Introduction to User Adoption: Part 3 of 4

This is the third post in a four part series on user adoption and how to begin your user adoption journey.

Over the past two weeks we have walked you through the meaning of “user adoption” and how your business can achieve successful user adoption before go-live, during go-live and beyond go-live. Since we’re over half way through our journey, here is a recap of the first four steps to ensuring user adoption:

1. Get Ready, Get Set, Go! - Prepare to focus on the people side of change
2. What Does Success Look Like? - Answer the “why are we doing this?” question
3. Signed, Sealed, Delivered - Effective communication should happen early and often
4. Turn Nay-Sayers into Yay-Sayers - Turn project adversaries into project champions

If you need to refresh yourself on the first four steps, visit our past two blogs in the User Adoption series. Now let’s begin with part three.

Step 5: Culture is King

“Culture eats strategy for breakfast.” Peter Drucker

Do you remember the last time you started a new job? One of the first questions your family and friends probably asked was, “What was it like?”.  How did you respond to that question?

At its core, culture is how people behave, act, and work together. In order for employees to be truly engaged, the culture of their organization must align with their own behaviors and work preferences. A 2016 benchmark study by Prosci®, Best Practices in Change Management, found that 90% of participants rated cultural awareness as either important or very important to project success.

When embarking on a new project, being culturally aware ensures that project teams are intentional with their change management and training approach which leads to increased user adoption.

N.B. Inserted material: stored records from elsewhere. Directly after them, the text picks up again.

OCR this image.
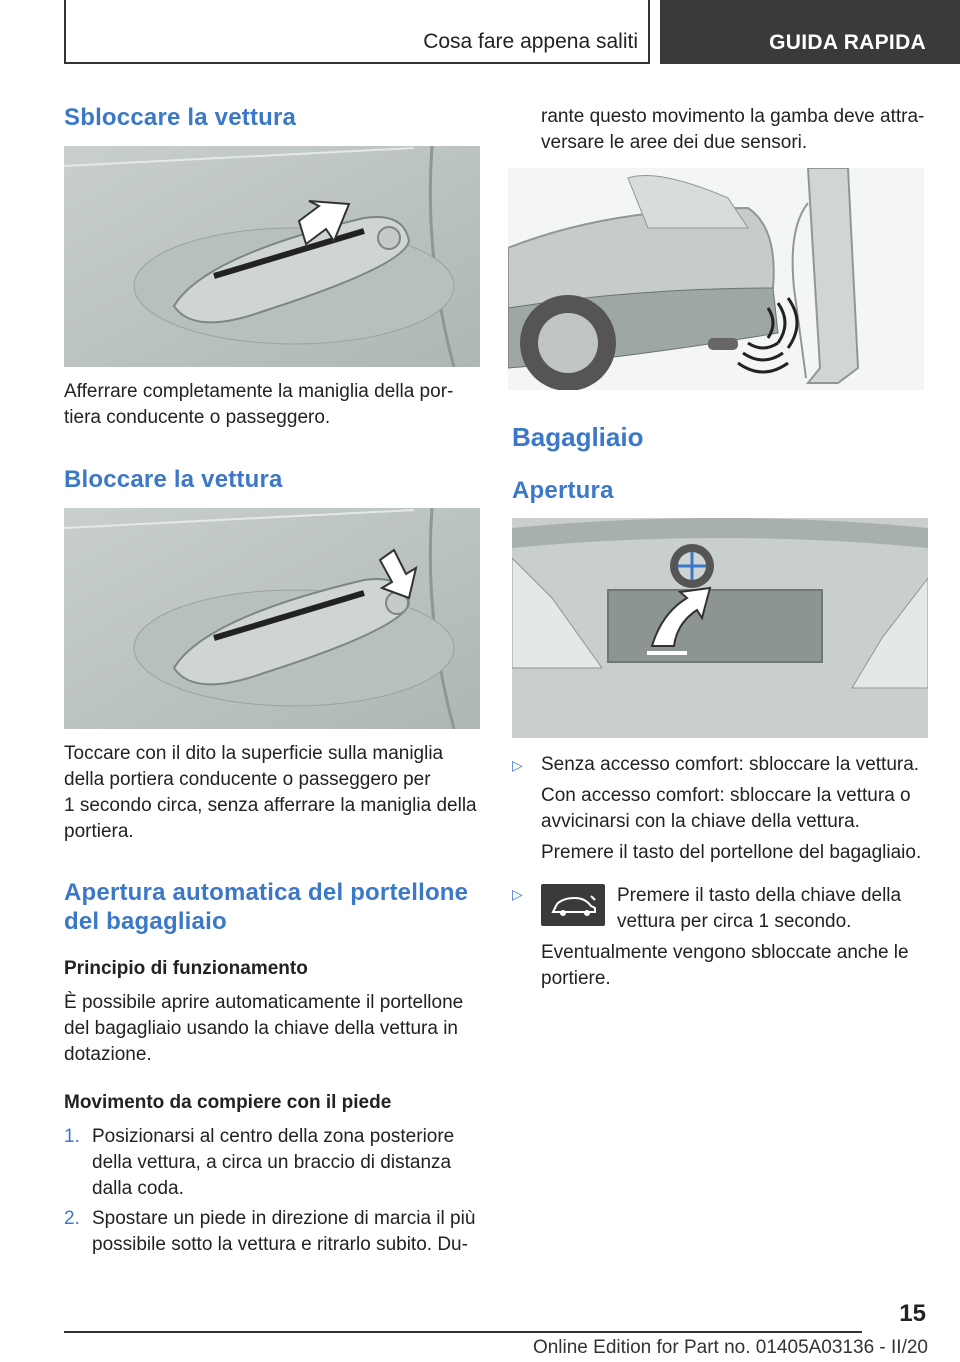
Cosa fare appena saliti	GUIDA RAPIDA
Sbloccare la vettura
Afferrare completamente la maniglia della por-
tiera conducente o passeggero.
Bloccare la vettura
Toccare con il dito la superficie sulla maniglia
della portiera conducente o passeggero per
1 secondo circa, senza afferrare la maniglia della
portiera.
Apertura automatica del portellone
del bagagliaio
Principio di funzionamento
È possibile aprire automaticamente il portellone
del bagagliaio usando la chiave della vettura in
dotazione.
Movimento da compiere con il piede
1. Posizionarsi al centro della zona posteriore
della vettura, a circa un braccio di distanza
dalla coda.
2. Spostare un piede in direzione di marcia il più
possibile sotto la vettura e ritrarlo subito. Du-
rante questo movimento la gamba deve attra-
versare le aree dei due sensori.
Bagagliaio
Apertura
▷ Senza accesso comfort: sbloccare la vettura.
Con accesso comfort: sbloccare la vettura o
avvicinarsi con la chiave della vettura.
Premere il tasto del portellone del bagagliaio.
▷	Premere il tasto della chiave della
vettura per circa 1 secondo.
Eventualmente vengono sbloccate anche le
portiere.
15
Online Edition for Part no. 01405A03136 - II/20
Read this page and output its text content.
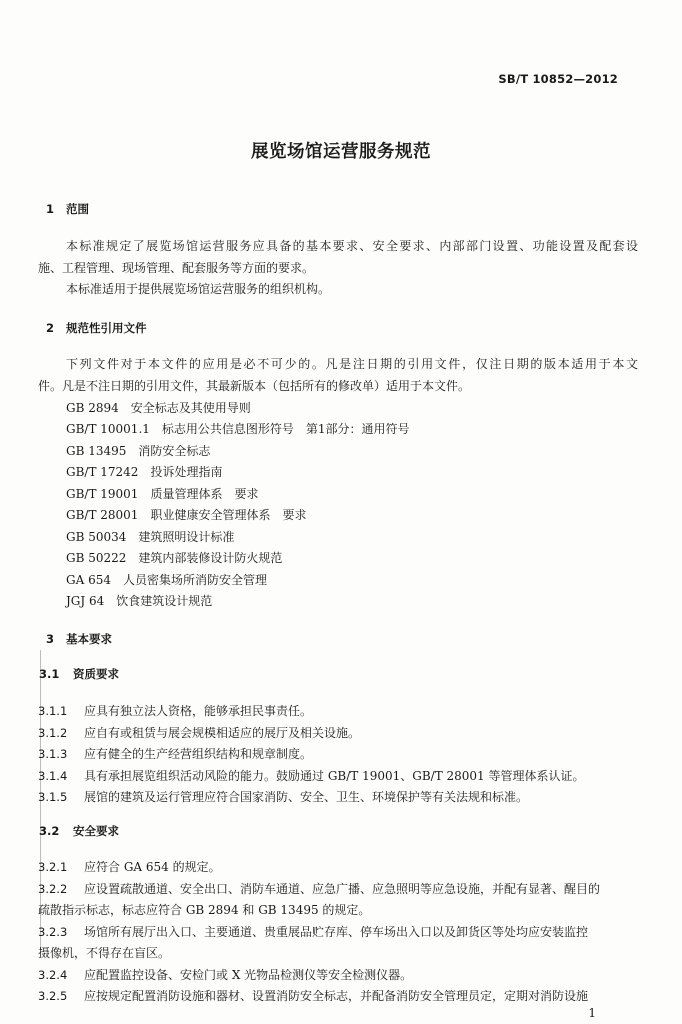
SB/T 10852—2012
展览场馆运营服务规范
1 范围
本标准规定了展览场馆运营服务应具备的基本要求、安全要求、内部部门设置、功能设置及配套设
施、工程管理、现场管理、配套服务等方面的要求。
本标准适用于提供展览场馆运营服务的组织机构。
2 规范性引用文件
下列文件对于本文件的应用是必不可少的。凡是注日期的引用文件，仅注日期的版本适用于本文
件。凡是不注日期的引用文件，其最新版本（包括所有的修改单）适用于本文件。
GB 2894　安全标志及其使用导则
GB/T 10001.1　标志用公共信息图形符号　第1部分：通用符号
GB 13495　消防安全标志
GB/T 17242　投诉处理指南
GB/T 19001　质量管理体系　要求
GB/T 28001　职业健康安全管理体系　要求
GB 50034　建筑照明设计标准
GB 50222　建筑内部装修设计防火规范
GA 654　人员密集场所消防安全管理
JGJ 64　饮食建筑设计规范
3 基本要求
3.1 资质要求
3.1.1 应具有独立法人资格，能够承担民事责任。
3.1.2 应自有或租赁与展会规模相适应的展厅及相关设施。
3.1.3 应有健全的生产经营组织结构和规章制度。
3.1.4 具有承担展览组织活动风险的能力。鼓励通过 GB/T 19001、GB/T 28001 等管理体系认证。
3.1.5 展馆的建筑及运行管理应符合国家消防、安全、卫生、环境保护等有关法规和标准。
3.2 安全要求
3.2.1 应符合 GA 654 的规定。
3.2.2 应设置疏散通道、安全出口、消防车通道、应急广播、应急照明等应急设施，并配有显著、醒目的
疏散指示标志，标志应符合 GB 2894 和 GB 13495 的规定。
3.2.3 场馆所有展厅出入口、主要通道、贵重展品贮存库、停车场出入口以及卸货区等处均应安装监控
摄像机，不得存在盲区。
3.2.4 应配置监控设备、安检门或 X 光物品检测仪等安全检测仪器。
3.2.5 应按规定配置消防设施和器材、设置消防安全标志，并配备消防安全管理员定，定期对消防设施
1
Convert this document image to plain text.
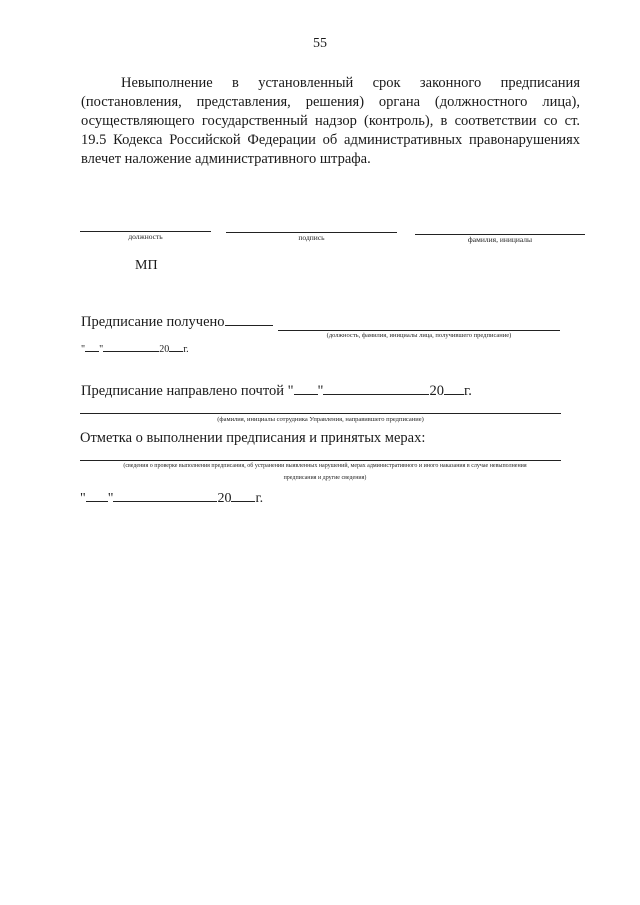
55

Невыполнение в установленный срок законного предписания (постановления, представления, решения) органа (должностного лица), осуществляющего государственный надзор (контроль), в соответствии со ст. 19.5 Кодекса Российской Федерации об административных правонарушениях влечет наложение административного штрафа.

должность	подпись	фамилия, инициалы
МП
Предписание получено
(должность, фамилия, инициалы лица, получившего предписание)
" "	20 г.
Предписание направлено почтой " "	20 г.
(фамилия, инициалы сотрудника Управления, направившего предписание)
Отметка о выполнении предписания и принятых мерах:
(сведения о проверке выполнения предписания, об устранении выявленных нарушений, мерах административного и иного наказания в случае невыполнения
предписания и другие сведения)
" "	20 г.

When your organization is implementing new technology, ensure it aligns well with your culture and consider:

  • Speaking with all levels across the organization to get an honest and clear picture of your culture

  • Subtle attributes of subcultures within departments and teams to get a holistic understanding

  • Do visions, objectives and goals of implementing your new technology align with your culture?

  • Adapting your training delivery and methods to support cultural and subcultural preferences

  • Culture will be a critical factor to consider for communication methods, audience segmentation and delivery

Step 6: Being right is everything: The right place, the right time, the right reason

“The key to success is being in the right place at the right time, realizing you’re there and taking action!” Ray Kroc

Most people equate being in the right place at the right time with luck. But, as Oprah Winfrey says, “Luck is just a matter of preparation meeting opportunity” and most successful business leaders understand that. When it comes to your employees adopting  new technology, you can’t leave it up to luck. You must be prepared to take action at the right time, in the right way, for the right reasons. In projects, timing is critical.

If you’ve ever come to work only to find out that some form of technology you’d previously relied on had been changed overnight, you’re not alone in your frustrations. Even employees who may have disliked the old technology will resist a new “easier, user-friendly” system when it is forced on them. When it comes to user adoption, it is critical to identify activities to engage and support your employees, and to be intentional with your timelines and approach.

A joint study by McKinsey and Company and Oxford Uni­versity found that large software projects on average run 66% over budget and 33% over schedule, and as many as 17% of projects go so badly that they can threaten the very existence of the company. This puts an exclamation point on “being right is everything” during projects.

To execute the change for the right reason, at the right time and place and increase user adoption, follow these pointers:

  • Be intentional with your timeliness and approach when identifying activities to engage your employees with during new technology rollouts

  • A targeted communications strategy throughout a project life cycle will make the difference between user adoption and resistance

  • The closer you get to your go-live, timing becomes even more important for communications, support and resistance mitigation

  • Consider training that is delivered just-in-time, right before your employees need it, so they can immediately use what they’ve learned

  • Your training plan should include a blend of approaches, ensuring your employees learn in the “right” way that works for them

Prosci® benchmark studies have shown an increase of project success of up to 96% when organizations focus on the people side of change. This directly correlates to the importance of culture and doing things the right way for the right reasons. After all, when organizations focus on the success of their people, it ultimately drives the success of the business.